Remember, way back in the day, when Felipe Lopez was talked about as a future superstar? Shortly after the turn of the decade Lopez became the toast of the Jays’ middle infield prospects*. He would make his major league debut in late 2001 and spend the next 500 plate appearances in Toronto, batting an unimpressive .240/.293/.399. Before turning 23 years old, he would be dealt to Cincinnati in a four-team trade and begin his career as a bit of a journeyman. In 2006, Washington traded for him, then released him in 2008. He landed on his feet with the Cardinals, then became a free agent and signed with Arizona. Earlier this year he was traded to Milwaukee and he’s put up the best line of his career: .310/.383/.427.

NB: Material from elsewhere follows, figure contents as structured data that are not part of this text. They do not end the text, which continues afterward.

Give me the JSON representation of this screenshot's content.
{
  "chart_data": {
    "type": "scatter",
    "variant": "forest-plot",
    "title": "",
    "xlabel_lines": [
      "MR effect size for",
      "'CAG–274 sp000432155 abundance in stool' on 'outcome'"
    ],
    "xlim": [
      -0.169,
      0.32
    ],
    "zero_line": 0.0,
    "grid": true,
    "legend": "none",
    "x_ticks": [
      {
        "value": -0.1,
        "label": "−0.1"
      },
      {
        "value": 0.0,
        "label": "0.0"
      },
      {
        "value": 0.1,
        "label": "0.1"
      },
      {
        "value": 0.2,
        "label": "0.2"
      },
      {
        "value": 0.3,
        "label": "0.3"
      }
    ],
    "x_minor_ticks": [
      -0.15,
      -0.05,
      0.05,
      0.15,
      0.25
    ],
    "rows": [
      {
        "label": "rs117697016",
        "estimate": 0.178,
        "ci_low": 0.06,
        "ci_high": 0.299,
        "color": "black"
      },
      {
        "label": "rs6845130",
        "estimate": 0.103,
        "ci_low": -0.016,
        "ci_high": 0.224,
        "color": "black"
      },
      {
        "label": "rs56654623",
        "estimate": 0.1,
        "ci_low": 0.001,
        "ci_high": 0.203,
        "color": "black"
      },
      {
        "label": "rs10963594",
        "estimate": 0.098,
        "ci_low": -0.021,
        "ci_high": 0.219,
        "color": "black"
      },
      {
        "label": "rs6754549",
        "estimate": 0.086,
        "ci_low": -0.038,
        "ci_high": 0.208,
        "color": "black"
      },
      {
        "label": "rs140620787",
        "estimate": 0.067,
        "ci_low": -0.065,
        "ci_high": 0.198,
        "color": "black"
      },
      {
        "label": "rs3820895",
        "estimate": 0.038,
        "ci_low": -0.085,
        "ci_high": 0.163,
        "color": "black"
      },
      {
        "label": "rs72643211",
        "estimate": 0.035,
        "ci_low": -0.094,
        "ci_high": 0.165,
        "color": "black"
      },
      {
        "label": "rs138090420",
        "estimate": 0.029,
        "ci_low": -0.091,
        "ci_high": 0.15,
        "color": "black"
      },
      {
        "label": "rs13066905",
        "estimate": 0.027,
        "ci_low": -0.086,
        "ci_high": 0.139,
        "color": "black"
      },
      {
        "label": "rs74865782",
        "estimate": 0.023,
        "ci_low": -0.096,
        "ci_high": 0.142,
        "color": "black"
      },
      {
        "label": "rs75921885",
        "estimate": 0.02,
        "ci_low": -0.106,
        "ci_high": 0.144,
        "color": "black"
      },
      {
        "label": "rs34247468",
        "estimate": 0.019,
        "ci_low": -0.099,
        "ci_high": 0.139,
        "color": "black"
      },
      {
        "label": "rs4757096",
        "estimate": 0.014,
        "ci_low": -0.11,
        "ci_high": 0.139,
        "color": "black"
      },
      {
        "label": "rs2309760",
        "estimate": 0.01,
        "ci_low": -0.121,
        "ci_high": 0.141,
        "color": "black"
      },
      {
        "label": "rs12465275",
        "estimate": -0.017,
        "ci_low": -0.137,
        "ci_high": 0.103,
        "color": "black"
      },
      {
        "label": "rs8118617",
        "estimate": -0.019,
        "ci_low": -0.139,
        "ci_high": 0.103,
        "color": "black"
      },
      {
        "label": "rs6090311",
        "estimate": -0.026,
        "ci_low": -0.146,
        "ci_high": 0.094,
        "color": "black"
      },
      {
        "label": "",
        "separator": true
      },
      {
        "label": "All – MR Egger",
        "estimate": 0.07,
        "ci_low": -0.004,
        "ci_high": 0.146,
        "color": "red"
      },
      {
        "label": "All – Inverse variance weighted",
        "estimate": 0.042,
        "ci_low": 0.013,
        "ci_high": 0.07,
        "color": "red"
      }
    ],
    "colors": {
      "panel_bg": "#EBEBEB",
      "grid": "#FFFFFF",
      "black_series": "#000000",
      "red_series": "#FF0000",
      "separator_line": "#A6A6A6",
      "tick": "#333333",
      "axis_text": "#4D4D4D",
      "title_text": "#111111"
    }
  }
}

You didn’t misread that, Felipe Lopez reached base more than 38% of the time this season in 680 plate appearances. In mid-May he will turn 30-years-old and his defense is usually pretty unremarkable, so what makes Lopez’ second career 4.6 WAR season any different from the first time he accomplished it way back in 2005?
In 2005, he walked 8.9%, struck out 19.1%, possessed a .195 ISO, .327 BABIP, and .360 wOBA. Since then his power has gone missing; even this year his ISO is only .118. The biggest difference between 2009 and 2005 is the amount of skill retention you would expect moving forward. His BABIP this season is a robust and almost certainly unsustainable .360. His career average BABIP is .323, and only once before has his seasonal BABIP finished above .330 – last year, .331. He is walking more than 10% of the time and his strikeouts are slightly down, but otherwise this appears to be the same hitter he was last year.
No GM should be silly enough to pay Lopez like a five-win player, but it’ll be interesting just how much some weigh 2009 over 2007 and 2008.
*Seriously, the system was loaded back then. Other names appearing in the system: Michael Young, Cesar Izturis, and Brent Abernathy. That’s not a bad stable of talent at all.